Letters
D-Valuation
Letters
Wednesday, July 1, 2020
In the April 2020 issue of Parachutist, “Rating Corner” by USPA Director of Safety and Training Ron Bell reported on changes to the USPA D-License qualifications. In any endeavor, it is disheartening and insulting to people who have earned recognitions when those recognitions are devalued by constantly lowering the standards. Only 6.5 percent of Boy Scouts do the work and make the sacrifices to earn the rank of Eagle Scout. Only 1.4 percent of all U.S. Army soldiers earn the coveted title of Green Beret. Likewise, not everyone wants to be, or should be, a D-license holder.

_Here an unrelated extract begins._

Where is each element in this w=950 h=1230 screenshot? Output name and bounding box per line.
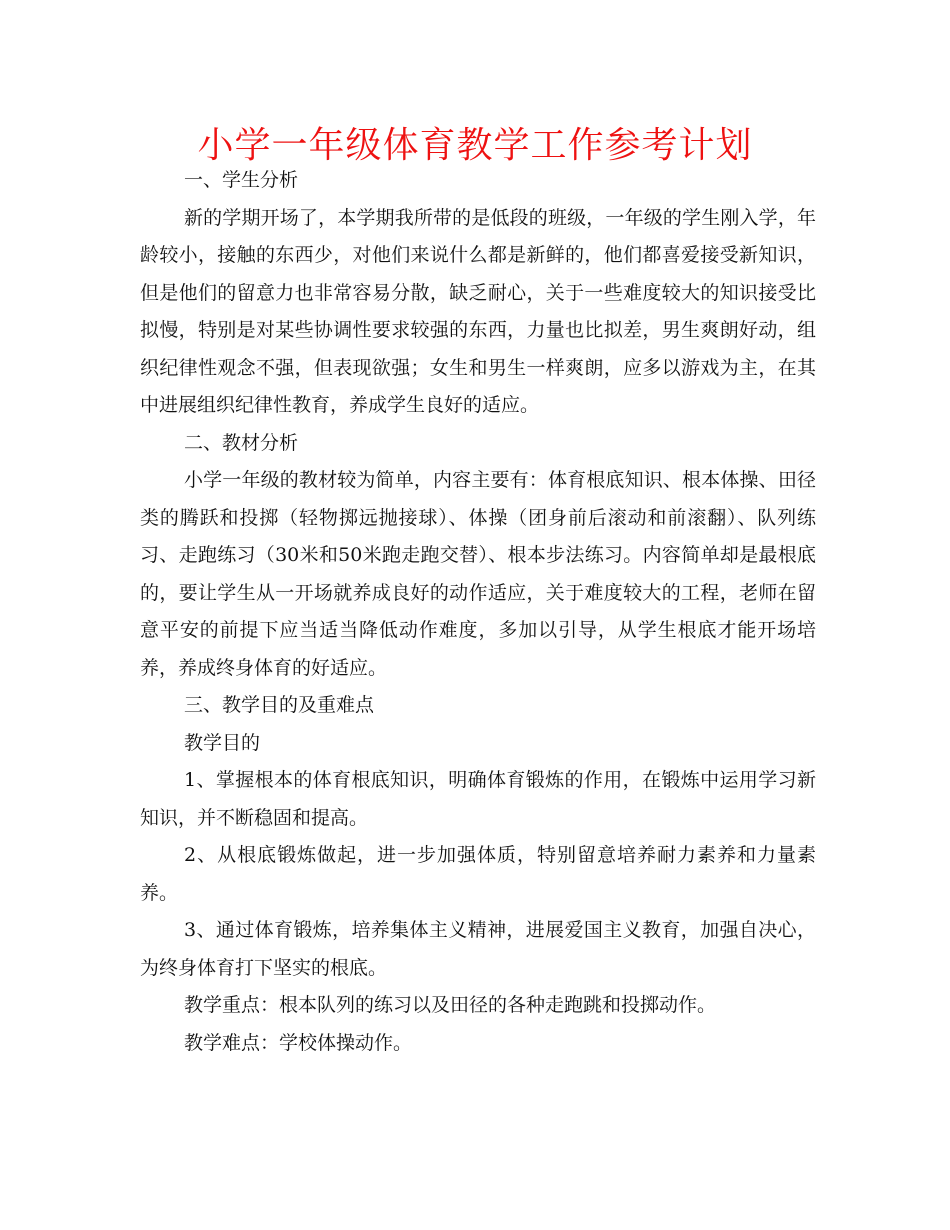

The D license represents that the holder has earned and demonstrated the highest level of expertise in our sport and is a master parachutist. Yet over the years, USPA has repeatedly bowed to pressure from underachievers or those not willing to rise to meet the standards. Instead of holding those seeking the designation of master parachutist to an exceptional level of skill and performance across a wide spectrum of what is involved in our sport, USPA has chosen to repeatedly lower the bar. This devalues the D license. An actual water jump was whittled down to water training. Now, the night jump requirement has been eliminated.
With big DZs and turbine aircraft, people with around $15,000 to spend can accumulate the 500 jumps, meet just one of the requirements listed Section 3-1-E of the Skydiver’s Information Manual and become a master parachutist in just a few weeks. I suggest that the sport would be better served by making the USPA D License something hard to earn; a master parachutist should have to demonstrate all of the skills in the aforementioned SIM section, not just one. I would even suggest additional requirements be added, for example demonstrating skills in multiple disciplines (RW [relative work, now called formation skydiving], freeflying, wingsuiting, BASE, CRW [canopy formation], etc.). When everybody can have the license, it loses its value and becomes meaningless. Not everyone will want to rise to the challenge of being a master parachutist. That’s fine. For those who earn it, it should mean something.